1. Color by the number of distinct amino acids observed at that position (and list them in the annotation)
2. Color by the number of mutation events observed at that position (and list the events in the annotation)

While it might be interesting to do item 1 above while grouping the annotations by some criteria like country of origin (or a list of countries, e.g. "Europe"), I feel like the philogeny data structure of nextstrain would not be the way to go and we should get in touch with the hackathon topic "pangenome" (and/or "philogeny"). An MSA with all strains seems like the better starting point there...

[tomasMasson]

Thank you for clarifying the issue. I'm in the Phylogeny channel, and we are working in the the sequence retrieval (~ 320 genomes deposited in NCBI) and subsequent alignment. We could use this MSA to extract positions containing mutations.

[gtauriello]

Sorry if my reorga of linking issues to PRs triggered too many emails...
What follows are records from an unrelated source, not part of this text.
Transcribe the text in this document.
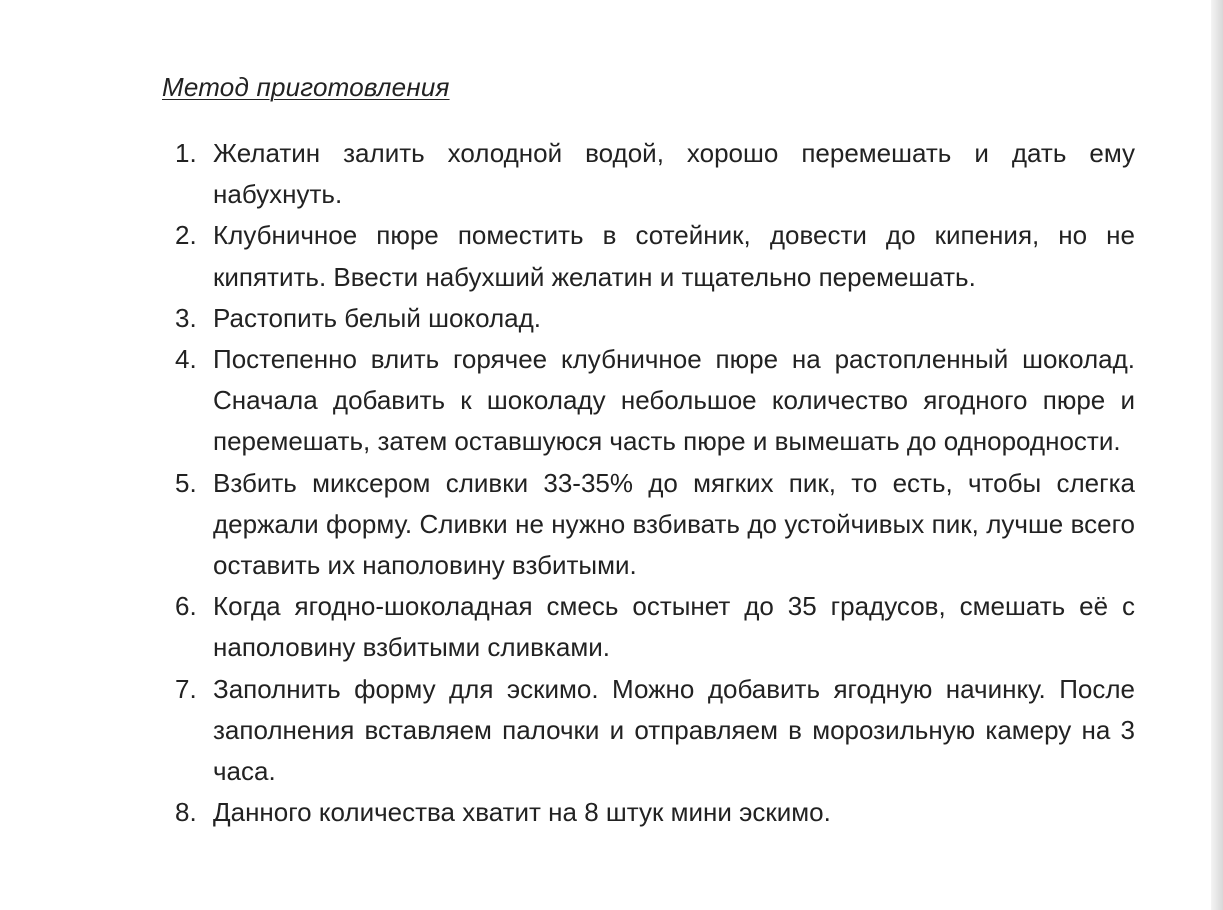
Метод приготовления
1. Желатин залить холодной водой, хорошо перемешать и дать ему набухнуть.
2. Клубничное пюре поместить в сотейник, довести до кипения, но не кипятить. Ввести набухший желатин и тщательно перемешать.
3. Растопить белый шоколад.
4. Постепенно влить горячее клубничное пюре на растопленный шоколад. Сначала добавить к шоколаду небольшое количество ягодного пюре и перемешать, затем оставшуюся часть пюре и вымешать до однородности.
5. Взбить миксером сливки 33-35% до мягких пик, то есть, чтобы слегка держали форму. Сливки не нужно взбивать до устойчивых пик, лучше всего оставить их наполовину взбитыми.
6. Когда ягодно-шоколадная смесь остынет до 35 градусов, смешать её с наполовину взбитыми сливками.
7. Заполнить форму для эскимо. Можно добавить ягодную начинку. После заполнения вставляем палочки и отправляем в морозильную камеру на 3 часа.
8. Данного количества хватит на 8 штук мини эскимо.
@tomasMasson will the philogeny people only look at those 320? I mean nextstrain has 10x more genomes. Would be a waste to ignore that data. I know that GISAID is not the nicest resource to work with but maybe one can bypass it in some reasonable ways at least to make analyses available. I mean nextstrain seems to be able to do just that. Did you guys look at the the work done at the UCSC Genome Browser?

For the purpose of this issue/PR I would say that we do what we can with the nextstrain data and then move on to other data sources...

[schdaude]

I directly pushed some commits into the master branch from @tomasMasson that implement pretty much the two items described by @gtauriello above.